Kanada, AS hingga Uni Eropa nyatakan prihatin konflik Myanmar

id konflik myanmar,konflik rakhine

Kanada, AS hingga Uni Eropa nyatakan prihatin konflik Myanmar

Pemimpin junta Myanmar, Jenderal Senior Min Aung Hlaing, menghadiri parade militer untuk memperingati 78 tahun angkatan bersenjata Myanmar di Naypyidaw, Myanmar, Senin (27/3/2023). ANTARA/Xinhua/Myo Kyaw Soe/am.

Washington (ANTARA) - Kanada, Amerika Serikat, Uni Eropa dan sekutu lainnya menyatakan keprihatinan mendalam atas meningkatnya kekerasan di Myanmar, menurut pernyataan bersama negara tersebut dirilis pada Jumat.

Departemen Luar Negeri Kanada menyebut Australia, Kanada, Uni Eropa, Korea Selatan, Selandia Baru, Norwegia, Swiss, Inggris, dan Amerika Serikat, sangat prihatin dengan peningkatan konflik di Myanmar dan khususnya dampak yang diderita oleh warga sipil.

Peningkatan konflik, menurut negara-negara tersebut, memperburuk dan merusak hak asasi manusia serta memperparah krisis kemanusiaan di seluruh negeri Myanmar. 

Pada Kamis (23/5), Perserikatan Bangsa-Bangsa mengatakan Mekanisme Investigasi Independen untuk Myanmar memantau dengan saksama eskalasi konflik di Negara Bagian Rakhine, pesisir barat Myanmar.

Pemantauan itu dijalankan PBB untuk menilai apakah kejahatan terhadap kemanusiaan dilakukan selama konflik di negara itu. Dalam pernyataan bersama mereka, negara-negara tersebut mengungkapkan keprihatinan mereka atas dugaan pembatasan pengiriman bantuan kemanusiaan dan meningkatnya jumlah korban sipil yang terbunuh oleh ranjau darat.

Selain itu kekhawatiran mereka terkait penerapan peraturan perundang-undangan 2010 oleh pemerintah militer, yang mereka yakini bertujuan untuk memecah belah masyarakat dan memicu kekerasan berbasis etnis di negara tersebut.

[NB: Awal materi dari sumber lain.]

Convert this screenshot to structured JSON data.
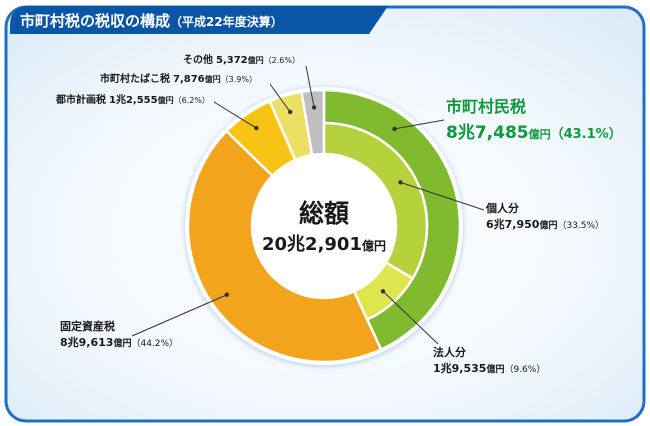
{
  "header": {
    "title": "市町村税の税収の構成",
    "subtitle": "（平成22年度決算）"
  },
  "center": {
    "label": "総額",
    "total": "20兆2,901",
    "unit": "億円"
  },
  "colors": {
    "header_bg": "#0a55a6",
    "panel_border": "#1f6fc7",
    "panel_bg": "#e9f4fc",
    "resident_tax_label": "#0d9a3c"
  },
  "chart_data": {
    "type": "pie",
    "total_oku_yen": 202901,
    "outer_ring": [
      {
        "name": "市町村民税",
        "amount": "8兆7,485",
        "unit": "億円",
        "value_oku_yen": 87485,
        "percent": 43.1,
        "percent_label": "（43.1%）",
        "color": "#7fba2f"
      },
      {
        "name": "固定資産税",
        "amount": "8兆9,613",
        "unit": "億円",
        "value_oku_yen": 89613,
        "percent": 44.2,
        "percent_label": "（44.2%）",
        "color": "#f2a41d"
      },
      {
        "name": "都市計画税",
        "amount": "1兆2,555",
        "unit": "億円",
        "value_oku_yen": 12555,
        "percent": 6.2,
        "percent_label": "（6.2%）",
        "color": "#f7c314"
      },
      {
        "name": "市町村たばこ税",
        "amount": "7,876",
        "unit": "億円",
        "value_oku_yen": 7876,
        "percent": 3.9,
        "percent_label": "（3.9%）",
        "color": "#ece064"
      },
      {
        "name": "その他",
        "amount": "5,372",
        "unit": "億円",
        "value_oku_yen": 5372,
        "percent": 2.6,
        "percent_label": "（2.6%）",
        "color": "#bfbfbf"
      }
    ],
    "inner_ring": [
      {
        "name": "個人分",
        "amount": "6兆7,950",
        "unit": "億円",
        "value_oku_yen": 67950,
        "percent": 33.5,
        "percent_label": "（33.5%）",
        "color": "#b5d23d"
      },
      {
        "name": "法人分",
        "amount": "1兆9,535",
        "unit": "億円",
        "value_oku_yen": 19535,
        "percent": 9.6,
        "percent_label": "（9.6%）",
        "color": "#dfe54c"
      }
    ]
  }
}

Menurut pernyataan itu, mereka menuntut harus adanya akuntabilitas atas kekejaman yang dilakukan di Myanmar. Selain itu, negara-negara harus mencegah atau menghentikan aliran senjata atau peralatan militer dan bahan kegunaan ganda, termasuk bahan bakar penerbangan ke militer Myanmar.

Baca juga: PM Bangladesh minta IOM cari sumber dana baru
Baca juga: ASEAN desak penghentian kekerasan konflik di Myanmar


Pada Februari 2021, militer merebut kekuasaan di Myanmar menggunakan mekanisme konstitusional untuk pengalihan kekuasaan dalam situasi darurat. Mereka menangkap pejabat pemerintah, menuduh mereka melakukan kecurangan dalam pemilihan umum, dan kemudian menunjuk pemerintahan baru. Namun, pengambilalihan militer memicu kerusuhan sipil besar-besaran yang mengakibatkan perlawanan bersenjata meluas.

Pihak oposisi membentuk pemerintahan alternatif bawah tanah yang terdiri dari persatuan nasional. Oposisi tersebut mencakup mantan anggota partai terkemuka Liga Nasional untuk Demokrasi serta perwakilan kekuatan politik etnis yang menyerukan konfrontasi aktif dengan pemerintah militer.